(460g) Invited Talk: Engineered Tissue Models to Study Radiation-Induced Tumor and Immune Cell Recruitment

Triple negative breast cancer (TNBC) recurrence rates remain high despite aggressive therapeutic intervention, including surgery, chemotherapy, and radiotherapy (RT). Recent studies suggest that circulating tumor cell re-seeding of primary tumors may enable recurrence rather than persistent tumor cells in the irradiated surgical bed. However, the role of the microenvironment in recurrence is not well understood. We studied the influence of the immune system in tumor cell recruitment to radiation-damaged sites. We characterized the effects of normal tissue irradiation on tumor and immune cell migration. We found that RT stimulates tumor cell recruitment in immunocompromised mice and that CD8+ T cells inhibit tumor cell migration to normal tissues. Tumor cell recruitment was shown to be coupled with excess macrophage infiltration. Our in vivo results informed the design of engineered mammary spheroids and extracellular matrix hydrogels.

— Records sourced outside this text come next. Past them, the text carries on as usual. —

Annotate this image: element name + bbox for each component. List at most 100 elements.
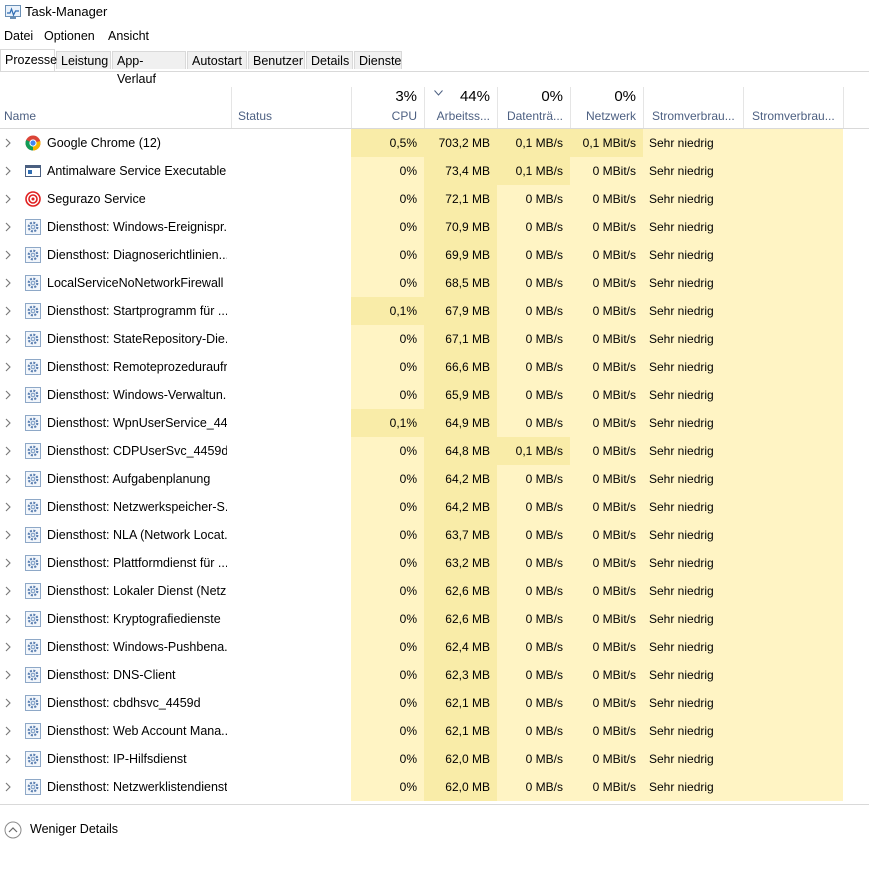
gear-icon <box>25 359 41 375</box>
expand-chevron-icon[interactable] <box>4 278 12 288</box>
expand-chevron-icon[interactable] <box>4 782 12 792</box>
table-row[interactable]: Diensthost: Windows-Pushbena... 0% 62,4 MB… <box>0 633 869 661</box>
power-usage-value: Sehr niedrig <box>643 773 743 801</box>
expand-chevron-icon[interactable] <box>4 586 12 596</box>
expand-chevron-icon[interactable] <box>4 166 12 176</box>
expand-chevron-icon[interactable] <box>4 614 12 624</box>
table-row[interactable]: Diensthost: Netzwerkspeicher-S... 0% 64,2 … <box>0 493 869 521</box>
title-bar: Task-Manager <box>0 0 874 24</box>
table-row[interactable]: Diensthost: Kryptografiedienste 0% 62,6 MB… <box>0 605 869 633</box>
power-trend-value <box>743 717 843 745</box>
expand-chevron-icon[interactable] <box>4 334 12 344</box>
table-row[interactable]: Diensthost: Startprogramm für ... 0,1% 67,… <box>0 297 869 325</box>
power-usage-value: Sehr niedrig <box>643 689 743 717</box>
column-header-name[interactable]: Name <box>0 87 231 128</box>
table-row[interactable]: Diensthost: Lokaler Dienst (Netz... 0% 62,… <box>0 577 869 605</box>
tab-benutzer[interactable]: Benutzer <box>248 51 305 69</box>
fewer-details-link[interactable]: Weniger Details <box>30 822 118 836</box>
column-header-power-trend[interactable]: Stromverbrau... <box>743 87 843 128</box>
table-row[interactable]: Diensthost: Windows-Ereignispr... 0% 70,9 … <box>0 213 869 241</box>
column-header-memory[interactable]: 44% Arbeitss... <box>424 87 497 128</box>
table-row[interactable]: Diensthost: Netzwerklistendienst 0% 62,0 M… <box>0 773 869 801</box>
tab-autostart[interactable]: Autostart <box>187 51 247 69</box>
table-row[interactable]: Segurazo Service 0% 72,1 MB 0 MB/s 0 MBit/s S… <box>0 185 869 213</box>
network-value: 0 MBit/s <box>570 241 643 269</box>
cpu-value: 0% <box>351 745 424 773</box>
process-name: Diensthost: CDPUserSvc_4459d <box>47 444 227 458</box>
expand-chevron-icon[interactable] <box>4 530 12 540</box>
disk-value: 0 MB/s <box>497 465 570 493</box>
tab-dienste[interactable]: Dienste <box>354 51 402 69</box>
power-trend-value <box>743 689 843 717</box>
power-usage-value: Sehr niedrig <box>643 269 743 297</box>
disk-value: 0 MB/s <box>497 241 570 269</box>
memory-value: 64,2 MB <box>424 493 497 521</box>
table-row[interactable]: LocalServiceNoNetworkFirewall ... 0% 68,5 … <box>0 269 869 297</box>
expand-chevron-icon[interactable] <box>4 194 12 204</box>
collapse-up-icon[interactable] <box>4 821 22 839</box>
power-usage-value: Sehr niedrig <box>643 213 743 241</box>
expand-chevron-icon[interactable] <box>4 306 12 316</box>
tab-leistung[interactable]: Leistung <box>56 51 111 69</box>
column-header-cpu[interactable]: 3% CPU <box>351 87 424 128</box>
table-row[interactable]: Diensthost: NLA (Network Locat... 0% 63,7 … <box>0 521 869 549</box>
gear-icon <box>25 555 41 571</box>
table-row[interactable]: Diensthost: DNS-Client 0% 62,3 MB 0 MB/s 0 M… <box>0 661 869 689</box>
table-row[interactable]: Diensthost: Windows-Verwaltun... 0% 65,9 M… <box>0 381 869 409</box>
memory-value: 67,9 MB <box>424 297 497 325</box>
tab-prozesse[interactable]: Prozesse <box>0 49 57 71</box>
cpu-value: 0% <box>351 353 424 381</box>
table-row[interactable]: Diensthost: cbdhsvc_4459d 0% 62,1 MB 0 MB/s… <box>0 689 869 717</box>
column-header-status[interactable]: Status <box>231 87 351 128</box>
column-header-disk[interactable]: 0% Datenträ... <box>497 87 570 128</box>
memory-value: 62,3 MB <box>424 661 497 689</box>
table-row[interactable]: Google Chrome (12) 0,5% 703,2 MB 0,1 MB/s 0,… <box>0 129 869 157</box>
table-row[interactable]: Diensthost: IP-Hilfsdienst 0% 62,0 MB 0 MB/… <box>0 745 869 773</box>
cpu-value: 0% <box>351 437 424 465</box>
memory-value: 64,8 MB <box>424 437 497 465</box>
gear-icon <box>25 387 41 403</box>
table-row[interactable]: Diensthost: CDPUserSvc_4459d 0% 64,8 MB 0,1… <box>0 437 869 465</box>
expand-chevron-icon[interactable] <box>4 502 12 512</box>
memory-value: 62,0 MB <box>424 745 497 773</box>
expand-chevron-icon[interactable] <box>4 446 12 456</box>
tab-app-verlauf[interactable]: App-Verlauf <box>112 51 186 86</box>
table-row[interactable]: Diensthost: Remoteprozeduraufr... 0% 66,6 … <box>0 353 869 381</box>
expand-chevron-icon[interactable] <box>4 670 12 680</box>
table-row[interactable]: Diensthost: Diagnoserichtlinien... 0% 69,9… <box>0 241 869 269</box>
table-row[interactable]: Diensthost: Web Account Mana... 0% 62,1 MB… <box>0 717 869 745</box>
menu-datei[interactable]: Datei <box>4 29 33 43</box>
disk-total: 0% <box>541 88 563 105</box>
memory-value: 68,5 MB <box>424 269 497 297</box>
cpu-value: 0,5% <box>351 129 424 157</box>
menu-ansicht[interactable]: Ansicht <box>108 29 149 43</box>
expand-chevron-icon[interactable] <box>4 726 12 736</box>
expand-chevron-icon[interactable] <box>4 474 12 484</box>
expand-chevron-icon[interactable] <box>4 642 12 652</box>
column-header-power[interactable]: Stromverbrau... <box>643 87 743 128</box>
expand-chevron-icon[interactable] <box>4 362 12 372</box>
menu-bar: Datei Optionen Ansicht <box>0 28 874 46</box>
table-row[interactable]: Diensthost: StateRepository-Die... 0% 67,1… <box>0 325 869 353</box>
expand-chevron-icon[interactable] <box>4 250 12 260</box>
expand-chevron-icon[interactable] <box>4 138 12 148</box>
table-row[interactable]: Antimalware Service Executable 0% 73,4 MB 0… <box>0 157 869 185</box>
table-row[interactable]: Diensthost: WpnUserService_44... 0,1% 64,9… <box>0 409 869 437</box>
process-name: Segurazo Service <box>47 192 146 206</box>
power-trend-value <box>743 269 843 297</box>
expand-chevron-icon[interactable] <box>4 222 12 232</box>
memory-value: 703,2 MB <box>424 129 497 157</box>
expand-chevron-icon[interactable] <box>4 558 12 568</box>
table-row[interactable]: Diensthost: Plattformdienst für ... 0% 63,… <box>0 549 869 577</box>
expand-chevron-icon[interactable] <box>4 754 12 764</box>
expand-chevron-icon[interactable] <box>4 418 12 428</box>
expand-chevron-icon[interactable] <box>4 698 12 708</box>
tab-details[interactable]: Details <box>306 51 353 69</box>
column-header-network[interactable]: 0% Netzwerk <box>570 87 643 128</box>
table-row[interactable]: Diensthost: Aufgabenplanung 0% 64,2 MB 0 MB… <box>0 465 869 493</box>
status-cell <box>231 521 351 549</box>
expand-chevron-icon[interactable] <box>4 390 12 400</box>
disk-value: 0 MB/s <box>497 605 570 633</box>
menu-optionen[interactable]: Optionen <box>44 29 95 43</box>
process-name: Diensthost: Web Account Mana... <box>47 724 227 738</box>
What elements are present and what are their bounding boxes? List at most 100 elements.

Through these tissue models, we determined that radiation facilitates normal tissue damage that enhances immune cell infiltration as well as tumor cell proliferation and invasion. Taken together, these results indicate that irradiation of normal tissues may produce a microenvironment suitable for tumor cell recruitment, retention, and proliferation, especially under immunosuppressed conditions. Our work suggests that the tumor stroma may enable TNBC cell recruitment and regrowth following RT in immunocompromised patients. This study represents an important step toward elucidating the contribution of stromal cells and immune status to local recurrence following therapy in breast cancer. Future studies will utilize these results to engineer improved in vitro tumor and tissue microenvironment models to probe the complex physical, chemical, and biological cues that promote TNBC recurrence and metastasis.